Rupee Weakens To 81.64 A Dollar From 81.52, Despite A Rally In Risk Assets

Rupee Weakens To 81.64 A Dollar From 81.52, Despite A Rally In Risk Assets

Rupee Today: The domestic currency weakened to

The rupee weakened even as the dollar struggled to find a strong footing on Thursday after its biggest jump in a week in the previous session with support from upbeat US data and hawkish policymaker comments. 

Bloomberg showed the domestic currency trading at 81.6488, after opening slightly weaker at 81.5375, compared to its previous close of 81.5200.

On Tuesday, the rupee appreciated by 20 paise to end at 81.62 against the US dollar, according to PTI. 

The forex market was closed on Wednesday on account of Dussehra.

PTI reported that the rupee depreciated 4 paise to 81.66 against the US dollar in early trade amid high volatility as rising crude oil prices weighed on the local unit.

Sriram Iyer, Senior Research Analyst at Reliance Securities, told PTI that the rupee opened stronger tracking a fall in the dollar over the past two sessions. Moreover, Asian and emerging market peers were also stronger this Thursday morning and lent support.

However, stronger crude oil prices, hawkish rhetoric from Fed officials and JP Morgan’s decision to hold off the inclusion of Indian bonds into its global index weighed on the local unit, Mr Iyer added.

A surge in oil prices reiterated that the inflation fight remains the broader theme among global central banks.

With India importing over 80 per cent of its oil needs, the rise in crude prices will add to the country’s inflation trouble and the widening current account deficit.

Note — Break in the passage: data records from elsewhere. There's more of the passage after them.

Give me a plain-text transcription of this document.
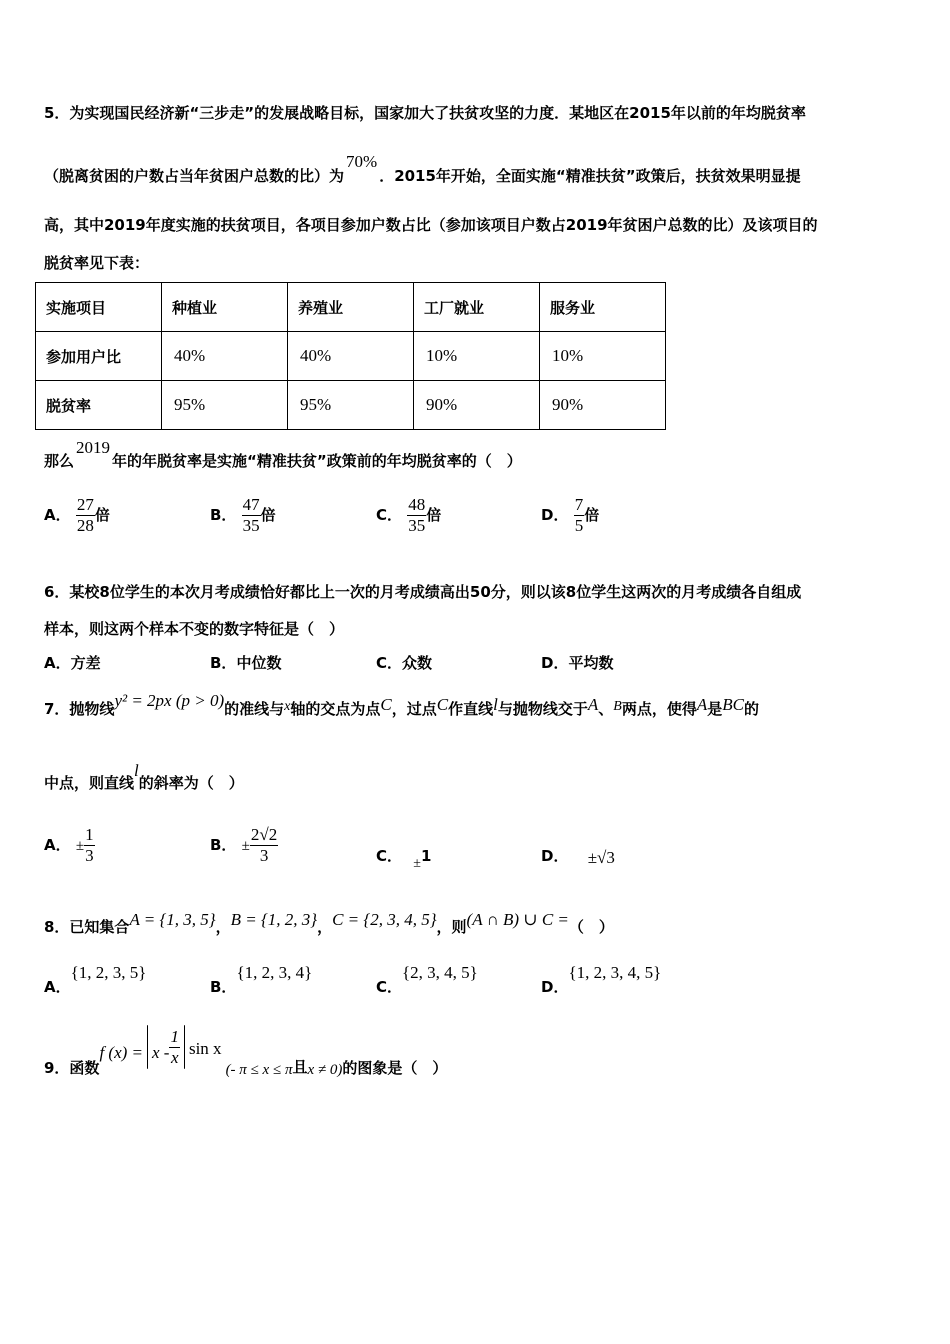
5．为实现国民经济新“三步走”的发展战略目标，国家加大了扶贫攻坚的力度．某地区在2015年以前的年均脱贫率
（脱离贫困的户数占当年贫困户总数的比）为70%．2015年开始，全面实施“精准扶贫”政策后，扶贫效果明显提
高，其中2019年度实施的扶贫项目，各项目参加户数占比（参加该项目户数占2019年贫困户总数的比）及该项目的
脱贫率见下表：
实施项目	种植业	养殖业	工厂就业	服务业
参加用户比	40%	40%	10%	10%
脱贫率	95%	95%	90%	90%
那么2019年的年脱贫率是实施“精准扶贫”政策前的年均脱贫率的（　）
A． $\frac{27}{28}$ 倍	B． $\frac{47}{35}$ 倍	C． $\frac{48}{35}$ 倍	D． $\frac{7}{5}$ 倍
6．某校8位学生的本次月考成绩恰好都比上一次的月考成绩高出50分，则以该8位学生这两次的月考成绩各自组成
样本，则这两个样本不变的数字特征是（　）
A．方差	B．中位数	C．众数	D．平均数
7．抛物线y² = 2px (p > 0)的准线与x轴的交点为点C，过点C作直线l与抛物线交于A、B两点，使得A是BC的
中点，则直线l的斜率为（　）
A． ± $\frac{1}{3}$	B． ± $\frac{2√2}{3}$	C． ±1	D． ±√3
8．已知集合A = {1, 3, 5}，B = {1, 2, 3}，C = {2, 3, 4, 5}，则(A ∩ B) ∪ C =（　）
A．{1, 2, 3, 5}
B．{1, 2, 3, 4}
C．{2, 3, 4, 5}
D．{1, 2, 3, 4, 5}
9．函数f $(x) = x - \frac{1}{x}$ sin x(- π ≤ x ≤ π且x ≠ 0)的图象是（　）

What also did not help is the reversal in market expectations for a slowing of aggressive rate hike bets after the US services sector data showed an expansion in September, with a strong labour market and a decline in trade deficit there.

The San Francisco Fed’s president, Mary Daly, reiterated that policymakers’ primary concern is containing inflation while downplaying market expectations for interest rate cuts in 2023.

“I think that just reminded people that you might be a bit premature in trying to price in rate cuts in the US,” Imre Speizer, Currency Strategist at Westpac, told Reuters.

“That pushed up rates and pushed up the US dollar,” he said, as the Federal Reserve’s aggressive moves to rein in inflation set the pace for central banks around the globe.

“It is one trade for the whole world,” said Mr Speizer. “No one currency’s interest rates are really able to go off and do their own thing independently.”